Why This Defence Day Feels Different
The immense excitement that I felt at the sudden remembrance of the day soon washed away
Today feels different, I woke up in the morning to the sound of my alarm blaring, signalling me that it was time for office, another day to grind and bring news to you all reading this, what my mind did not register is the fact that today is the 6th of September, that today is Defence Day. The immense excitement that I felt at the sudden remembrance of the day soon washed away, as I had to recall that I was late to the office.
On the way to the office, the outside world seemed oblivious to the importance of the day, which seemed odd to someone who has come from an Army background, the online media was blowing up with its celebration but the world outside did not seem to care much about today, as though it was another day of the year, not of significance. Odd isn’t it? How we seem so happy and busy online yet so empty and hollow in the real world, just like how the roads and the streets looked today, barren of the flags and the noise of a National Day, empty of its spirit in the real world.
The world online has given us immense content to talk about for days on end, but what about the real world? Where is the real world content? What about the loud music that was to be aired on the streets? The kids and the families riding public or private transport covered in green and white out on the roads with smiling faces and what about the little Meela festivals held in different parts of a city, where lights are too blinding on each street? What about the remembrance of the Suhada and the tribute given to their families? None of which I seem to see. Just an online world full of little white lies and a few memories of the ones that are gone. Do the eyes of the ones who watch not weep? Remembering the ones who have left us and the ones they love just for this country.
I remember the time when my father was still serving in the Armed forces, when the morning used to start off with a parade that was prepared for the days event with little children laughing and waving in white and green clothes, where soldiers marched forward with boots that stumped the ground with a sync motion, where the roads were filled with tanks and 2.5 Ton Trucks on which little children dressed in cultural clothes danced, with loud cheers that followed around the Cantt as every person was present outside to witness the event, the morning ended and another event began, unit functions that only allowed adults, so we kids would scramble to our school and prepare for the evening festival, where we sang every national song that our little minds could remember, where we dressed up as our role models and celebrated our victory, where the Suhadas’ were given tribute and their families were given respect. At night the day ended with a little prayer sent out to the ones who lost their lives for the nation and for their families, with a little concert held for the youth to sing their heart out and relive the day for the last time.

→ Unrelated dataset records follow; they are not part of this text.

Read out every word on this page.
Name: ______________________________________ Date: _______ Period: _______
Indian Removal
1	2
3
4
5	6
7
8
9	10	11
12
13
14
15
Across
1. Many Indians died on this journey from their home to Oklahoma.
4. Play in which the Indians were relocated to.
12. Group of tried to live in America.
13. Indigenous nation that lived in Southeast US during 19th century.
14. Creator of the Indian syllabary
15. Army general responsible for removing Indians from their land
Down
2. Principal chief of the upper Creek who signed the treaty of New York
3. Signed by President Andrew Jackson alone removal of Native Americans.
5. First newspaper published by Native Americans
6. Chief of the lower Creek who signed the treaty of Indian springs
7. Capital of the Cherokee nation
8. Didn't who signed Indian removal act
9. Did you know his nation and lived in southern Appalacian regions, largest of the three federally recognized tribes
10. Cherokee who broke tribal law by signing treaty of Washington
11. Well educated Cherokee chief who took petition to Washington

I remember my days as though they were yesterday, maybe it’s my mind or just me missing those times, maybe it’s just a little hope I wish to see in every citizen of this nation to rejoice and celebrate the day with remembrance of the ones who lost their lives and those who risk their every day. Let us remember the day as a price our elders paid and the lives our young Suhada put on the line and live a little for them and the ones who didn’t make it at the end of the day.